Look through the software area to see what you need.

Mark 2, https://github.com/jfly/tnoodle, and PPT have various pieces of sample code for good scramblers.

Jaap's page has a lot of good math explanations.


----------



## Gerra (Jan 14, 2012)

Whoa, you're the guy who made CCT?
Did a great job! Really. Thanks for the response, my pleasure.

Generating scrambles seems too difficult for my timeframe. Or maybe the reason behind the huge codes here - https://github.com/lgarron/mark2/tree/master/inc/scramblers - is the visual display? I'm makin' a timer, and I need only the literal scrambles.

I'll use predefined scrambles for now, or maybe we can collaborate on my project, if interested.
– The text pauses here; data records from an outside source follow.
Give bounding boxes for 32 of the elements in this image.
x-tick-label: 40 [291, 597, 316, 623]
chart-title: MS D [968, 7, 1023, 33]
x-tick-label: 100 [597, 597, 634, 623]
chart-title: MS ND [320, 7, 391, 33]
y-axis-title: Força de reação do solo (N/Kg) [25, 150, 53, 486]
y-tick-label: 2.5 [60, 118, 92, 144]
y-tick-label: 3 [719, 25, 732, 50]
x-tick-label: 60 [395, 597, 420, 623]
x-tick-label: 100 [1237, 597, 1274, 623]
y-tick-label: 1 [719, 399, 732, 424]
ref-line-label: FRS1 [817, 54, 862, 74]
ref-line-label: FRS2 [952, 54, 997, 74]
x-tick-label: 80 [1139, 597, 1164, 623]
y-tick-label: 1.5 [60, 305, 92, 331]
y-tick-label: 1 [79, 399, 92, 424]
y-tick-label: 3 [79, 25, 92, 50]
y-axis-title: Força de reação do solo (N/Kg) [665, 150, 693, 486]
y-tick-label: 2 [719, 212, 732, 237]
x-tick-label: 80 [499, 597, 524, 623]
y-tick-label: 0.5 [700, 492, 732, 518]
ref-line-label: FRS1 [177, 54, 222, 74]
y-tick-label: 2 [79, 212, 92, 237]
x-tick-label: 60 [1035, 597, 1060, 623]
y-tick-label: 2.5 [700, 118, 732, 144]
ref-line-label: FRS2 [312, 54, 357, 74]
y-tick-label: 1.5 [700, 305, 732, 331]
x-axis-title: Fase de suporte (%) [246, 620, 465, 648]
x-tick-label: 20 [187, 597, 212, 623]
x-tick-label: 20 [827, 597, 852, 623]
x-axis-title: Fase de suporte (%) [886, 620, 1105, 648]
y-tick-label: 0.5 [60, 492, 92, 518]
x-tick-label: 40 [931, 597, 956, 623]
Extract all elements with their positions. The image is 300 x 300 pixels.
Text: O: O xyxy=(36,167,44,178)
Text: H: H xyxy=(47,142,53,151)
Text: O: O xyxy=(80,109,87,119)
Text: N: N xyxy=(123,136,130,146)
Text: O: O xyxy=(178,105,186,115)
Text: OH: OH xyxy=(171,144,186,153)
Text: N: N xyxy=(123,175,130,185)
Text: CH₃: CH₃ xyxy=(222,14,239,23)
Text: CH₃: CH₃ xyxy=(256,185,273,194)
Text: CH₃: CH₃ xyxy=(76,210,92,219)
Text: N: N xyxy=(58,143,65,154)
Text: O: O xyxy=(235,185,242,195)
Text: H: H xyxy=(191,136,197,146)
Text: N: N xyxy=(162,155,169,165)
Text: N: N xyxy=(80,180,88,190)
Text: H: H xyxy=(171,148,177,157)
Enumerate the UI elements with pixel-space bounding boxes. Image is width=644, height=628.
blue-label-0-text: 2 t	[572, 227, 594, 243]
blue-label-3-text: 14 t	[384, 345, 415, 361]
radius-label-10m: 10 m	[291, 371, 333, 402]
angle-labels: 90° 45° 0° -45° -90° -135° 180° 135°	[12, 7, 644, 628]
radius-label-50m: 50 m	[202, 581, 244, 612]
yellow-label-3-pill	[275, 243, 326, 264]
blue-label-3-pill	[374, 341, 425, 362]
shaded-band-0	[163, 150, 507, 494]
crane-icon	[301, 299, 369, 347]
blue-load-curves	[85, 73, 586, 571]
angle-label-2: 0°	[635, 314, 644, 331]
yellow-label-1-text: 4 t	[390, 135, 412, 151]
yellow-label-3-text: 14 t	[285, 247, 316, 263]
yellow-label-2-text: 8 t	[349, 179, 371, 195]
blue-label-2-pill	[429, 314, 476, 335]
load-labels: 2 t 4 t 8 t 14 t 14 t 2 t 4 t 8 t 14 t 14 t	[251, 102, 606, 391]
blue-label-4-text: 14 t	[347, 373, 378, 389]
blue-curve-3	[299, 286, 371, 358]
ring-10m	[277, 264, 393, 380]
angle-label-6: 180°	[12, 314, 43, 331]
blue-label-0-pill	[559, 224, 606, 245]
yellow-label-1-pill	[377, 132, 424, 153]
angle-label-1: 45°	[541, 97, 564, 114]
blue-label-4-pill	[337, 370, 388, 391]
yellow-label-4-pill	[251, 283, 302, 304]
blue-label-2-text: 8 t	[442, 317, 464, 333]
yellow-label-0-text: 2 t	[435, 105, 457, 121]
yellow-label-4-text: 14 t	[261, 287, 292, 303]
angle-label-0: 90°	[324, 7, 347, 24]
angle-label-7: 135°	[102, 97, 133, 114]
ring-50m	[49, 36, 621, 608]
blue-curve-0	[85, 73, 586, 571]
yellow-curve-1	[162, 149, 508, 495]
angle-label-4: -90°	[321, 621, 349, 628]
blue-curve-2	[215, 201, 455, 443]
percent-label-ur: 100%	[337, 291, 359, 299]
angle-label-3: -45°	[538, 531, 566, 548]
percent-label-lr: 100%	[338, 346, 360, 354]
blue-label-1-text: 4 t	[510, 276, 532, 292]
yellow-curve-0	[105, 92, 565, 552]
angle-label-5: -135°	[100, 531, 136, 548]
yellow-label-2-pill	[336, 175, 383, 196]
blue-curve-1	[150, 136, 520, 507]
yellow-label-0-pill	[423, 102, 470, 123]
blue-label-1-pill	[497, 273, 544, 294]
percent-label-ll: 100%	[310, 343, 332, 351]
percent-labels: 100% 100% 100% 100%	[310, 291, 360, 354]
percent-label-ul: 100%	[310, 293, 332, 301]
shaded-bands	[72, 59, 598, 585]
I've seen you have C experience as well, I'll drop you a mail in private.


----------



## qqwref (Jan 14, 2012)

Nope, Lucas made Mark 2, but Jeremy Fleischman (and Ryan Zheng) made CCT.

If you want simpler scrambles, you might want to take a look at the code in http://mzrg.com/qqtimer/. The "megascramble" function is a little hard to understand, but it's very general. A typical 3x3x3 scrambler would work something like this:
- Generate a sequence of L, R, U, D, F, B moves, such that (a) the same move doesn't occur twice in a row, and (b) there are no sequences such as "U D U" where the same move gets repeated without changing "axis".
- For each move, add a suffix to specify a random amount of that move. So, for R, we randomly choose between R, R', and R2.
The megascramble function basically generates random moves just like this, and you can specify which moves are in each axis group as well as which suffixes are allowed. Of course, you can just make a separate scramble function for each puzzle if you want. The main idea is to generate random moves that don't have cancellations. 
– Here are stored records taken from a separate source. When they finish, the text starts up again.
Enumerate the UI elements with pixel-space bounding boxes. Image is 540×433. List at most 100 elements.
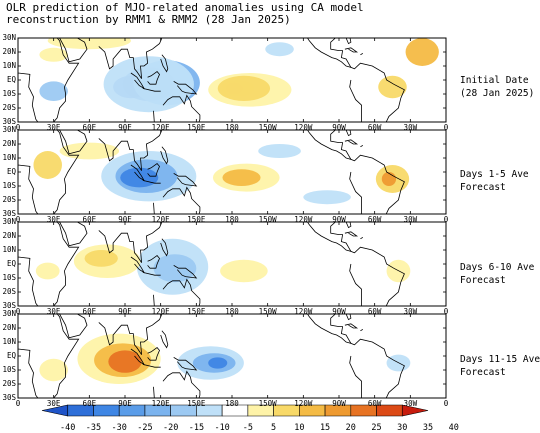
lat-tick-label: 20S bbox=[2, 195, 16, 204]
lat-tick-label: 20N bbox=[2, 139, 16, 148]
colorbar-segment bbox=[401, 404, 429, 417]
coastline bbox=[98, 38, 163, 79]
anomaly-blob bbox=[405, 38, 439, 66]
lat-tick-label: EQ bbox=[6, 167, 16, 176]
coastline bbox=[173, 265, 198, 279]
lat-tick-label: 20N bbox=[2, 323, 16, 332]
anomaly-blob bbox=[33, 151, 62, 179]
lat-tick-label: 30S bbox=[2, 393, 16, 402]
lon-tick-label: 120W bbox=[294, 399, 313, 408]
lon-tick-label: 120W bbox=[294, 307, 313, 316]
anomaly-blob bbox=[103, 56, 194, 113]
coastline bbox=[59, 38, 88, 63]
lon-tick-label: 150W bbox=[258, 123, 277, 132]
coastline bbox=[59, 222, 88, 247]
coastline bbox=[307, 130, 352, 161]
coastline bbox=[18, 130, 80, 214]
coastline bbox=[344, 323, 359, 329]
anomaly-blob bbox=[217, 75, 271, 101]
coastline bbox=[98, 314, 163, 355]
coastline bbox=[160, 238, 169, 257]
map-panel-4 bbox=[17, 307, 447, 399]
lon-tick-label: 120E bbox=[151, 307, 170, 316]
lon-tick-label: 120E bbox=[151, 399, 170, 408]
anomaly-blob bbox=[378, 75, 407, 99]
colorbar-label: -35 bbox=[85, 423, 102, 433]
lon-tick-label: 180 bbox=[225, 123, 239, 132]
lon-tick-label: 120E bbox=[151, 123, 170, 132]
coastline bbox=[98, 130, 163, 171]
figure-title-line2: reconstruction by RMM1 & RMM2 (28 Jan 20… bbox=[6, 13, 291, 26]
lon-tick-label: 0 bbox=[15, 399, 21, 408]
lon-tick-label: 120E bbox=[151, 215, 170, 224]
coastline bbox=[173, 307, 185, 313]
panel2-label: Days 1-5 Ave Forecast bbox=[460, 169, 529, 193]
coastline bbox=[344, 231, 359, 237]
lon-tick-label: 30E bbox=[46, 123, 61, 132]
lon-tick-label: 60W bbox=[367, 215, 382, 224]
coastline bbox=[173, 31, 185, 37]
lon-tick-label: 30E bbox=[46, 307, 61, 316]
lon-tick-label: 150E bbox=[187, 399, 206, 408]
colorbar-segment bbox=[93, 404, 120, 417]
lon-tick-label: 120W bbox=[294, 215, 313, 224]
coastline bbox=[360, 237, 364, 240]
lat-tick-label: 30N bbox=[2, 125, 16, 134]
lon-tick-label: 30E bbox=[46, 215, 61, 224]
lat-tick-label: 30S bbox=[2, 209, 16, 218]
lat-tick-label: 10S bbox=[2, 273, 16, 282]
lon-tick-label: 90E bbox=[118, 307, 132, 316]
coastline bbox=[173, 215, 185, 221]
lon-tick-label: 180 bbox=[225, 307, 239, 316]
lat-tick-label: EQ bbox=[6, 75, 16, 84]
colorbar bbox=[41, 404, 429, 417]
coastline bbox=[153, 278, 201, 306]
coastline bbox=[153, 186, 201, 214]
lat-tick-label: EQ bbox=[6, 351, 16, 360]
coastline bbox=[147, 71, 160, 85]
coastline bbox=[360, 145, 364, 148]
lon-tick-label: 60E bbox=[82, 307, 97, 316]
coastline bbox=[360, 329, 364, 332]
coastline bbox=[160, 146, 169, 165]
lat-tick-label: 30S bbox=[2, 301, 16, 310]
coastline bbox=[307, 314, 352, 345]
lat-tick-label: EQ bbox=[6, 259, 16, 268]
anomaly-blob bbox=[153, 254, 197, 283]
panel4-label: Days 11-15 Ave Forecast bbox=[460, 354, 540, 378]
colorbar-label: -20 bbox=[162, 423, 179, 433]
lon-tick-label: 120W bbox=[294, 123, 313, 132]
anomaly-blob bbox=[84, 250, 118, 267]
lon-tick-label: 90W bbox=[332, 215, 346, 224]
coastline bbox=[173, 173, 198, 187]
anomaly-blob bbox=[208, 357, 228, 369]
lat-tick-label: 20S bbox=[2, 379, 16, 388]
lat-tick-label: 30N bbox=[2, 33, 16, 42]
coastline bbox=[307, 38, 352, 69]
lon-tick-label: 0 bbox=[15, 307, 21, 316]
lat-tick-label: 10S bbox=[2, 89, 16, 98]
lon-tick-label: 150W bbox=[258, 399, 277, 408]
lon-tick-label: 150E bbox=[187, 215, 206, 224]
anomaly-blob bbox=[258, 144, 301, 158]
lat-tick-label: 10S bbox=[2, 365, 16, 374]
anomaly-blob bbox=[220, 259, 268, 283]
colorbar-label: 25 bbox=[371, 423, 382, 433]
lon-tick-label: 0 bbox=[443, 399, 449, 408]
anomaly-blob bbox=[35, 262, 60, 280]
lon-tick-label: 60W bbox=[367, 307, 382, 316]
coastline bbox=[349, 338, 405, 398]
lon-tick-label: 150E bbox=[187, 123, 206, 132]
lon-tick-label: 90W bbox=[332, 123, 346, 132]
anomaly-blob bbox=[39, 47, 68, 62]
lon-tick-label: 90W bbox=[332, 399, 346, 408]
coastline bbox=[18, 38, 80, 122]
panel1-label: Initial Date (28 Jan 2025) bbox=[460, 75, 535, 99]
lon-tick-label: 0 bbox=[443, 307, 449, 316]
coastline bbox=[130, 72, 146, 90]
lon-tick-label: 30E bbox=[46, 399, 61, 408]
coastline bbox=[153, 370, 201, 398]
map-panel-3 bbox=[17, 215, 447, 307]
lon-tick-label: 180 bbox=[225, 215, 239, 224]
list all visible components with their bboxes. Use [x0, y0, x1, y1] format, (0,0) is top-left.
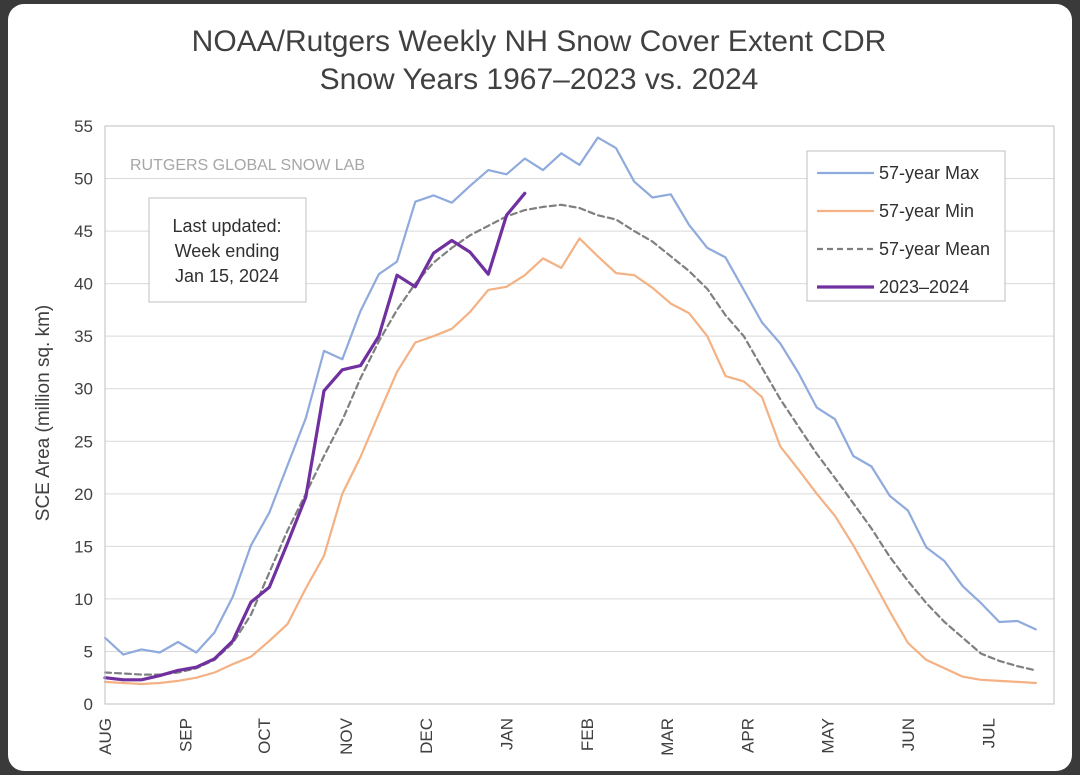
note-line-2: Week ending: [175, 241, 280, 261]
legend-label-3: 57-year Mean: [879, 239, 990, 259]
legend: 57-year Max 57-year Min 57-year Mean 2023–2…: [806, 150, 1006, 302]
x-tick-feb: FEB: [578, 718, 597, 751]
series-line-57-year-max: [103, 136, 1037, 656]
y-tick-5: 5: [84, 642, 93, 661]
x-tick-mar: MAR: [658, 718, 677, 756]
legend-items: 57-year Max 57-year Min 57-year Mean 2023–2…: [817, 163, 990, 297]
x-tick-sep: SEP: [176, 718, 195, 752]
note-line-1: Last updated:: [172, 216, 281, 236]
y-tick-20: 20: [74, 485, 93, 504]
chart-title: NOAA/Rutgers Weekly NH Snow Cover Extent…: [192, 25, 887, 58]
x-tick-apr: APR: [738, 718, 757, 753]
chart-card: NOAA/Rutgers Weekly NH Snow Cover Extent…: [8, 4, 1072, 771]
x-tick-jan: JAN: [498, 718, 517, 750]
x-tick-oct: OCT: [255, 718, 274, 754]
y-tick-10: 10: [74, 590, 93, 609]
legend-label-4: 2023–2024: [879, 277, 969, 297]
x-tick-aug: AUG: [96, 718, 115, 755]
x-tick-jun: JUN: [899, 718, 918, 751]
x-tick-nov: NOV: [337, 717, 356, 755]
y-tick-0: 0: [84, 695, 93, 714]
x-tick-labels: AUG SEP OCT NOV DEC JAN FEB MAR APR MAY JUN JUL: [96, 717, 998, 755]
x-tick-dec: DEC: [417, 718, 436, 754]
snow-cover-chart: NOAA/Rutgers Weekly NH Snow Cover Extent…: [33, 25, 1055, 756]
last-updated-note: Last updated: Week ending Jan 15, 2024: [148, 197, 307, 303]
note-box: [148, 197, 307, 303]
x-tick-may: MAY: [819, 718, 838, 754]
series-lines: [103, 136, 1037, 686]
y-tick-45: 45: [74, 222, 93, 241]
y-tick-15: 15: [74, 537, 93, 556]
chart-subtitle: Snow Years 1967–2023 vs. 2024: [320, 63, 759, 96]
series-line-57-year-min: [103, 237, 1037, 686]
plot-area-border: [104, 125, 1055, 705]
y-tick-labels: 0 5 10 15 20 25 30 35 40 45 50 55: [74, 117, 93, 714]
legend-box: [806, 150, 1006, 302]
x-tick-jul: JUL: [979, 718, 998, 748]
series-line-2023-2024: [103, 191, 527, 682]
y-axis-label: SCE Area (million sq. km): [33, 305, 54, 521]
y-tick-30: 30: [74, 380, 93, 399]
legend-label-1: 57-year Max: [879, 163, 979, 183]
watermark: RUTGERS GLOBAL SNOW LAB: [130, 157, 365, 174]
y-tick-25: 25: [74, 432, 93, 451]
legend-label-2: 57-year Min: [879, 201, 974, 221]
y-tick-55: 55: [74, 117, 93, 136]
y-tick-40: 40: [74, 275, 93, 294]
y-tick-50: 50: [74, 170, 93, 189]
note-line-3: Jan 15, 2024: [175, 266, 279, 286]
y-tick-35: 35: [74, 327, 93, 346]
A lot of modern programs have much more complicated scramblers, which choose a random position and generate a short sequence that solves it. Many of them also have functions to create images (I think all of the Mark 2 and CCT ones do this). Depending on what you want, you can save a lot of space and complexity by getting rid of those features.


----------



## tim (Jan 14, 2012)

Gerra said:


> Generating scrambles seems too difficult for my timeframe. Or maybe the reason behind the huge codes here - https://github.com/lgarron/mark2/tree/master/inc/scramblers - is the visual display? I'm makin' a timer, and I need only the literal scrambles.


 
If you're making a timer in Ruby (or JRuby/whatever), feel free to use this: https://github.com/timhabermaas/scrambler (not random-state, though)

I've also made a tiny(!) API around it: http://scrambler-api.herokuapp.com/3x3x3 (Code). Feel free to fork it and adapt it to your needs.


----------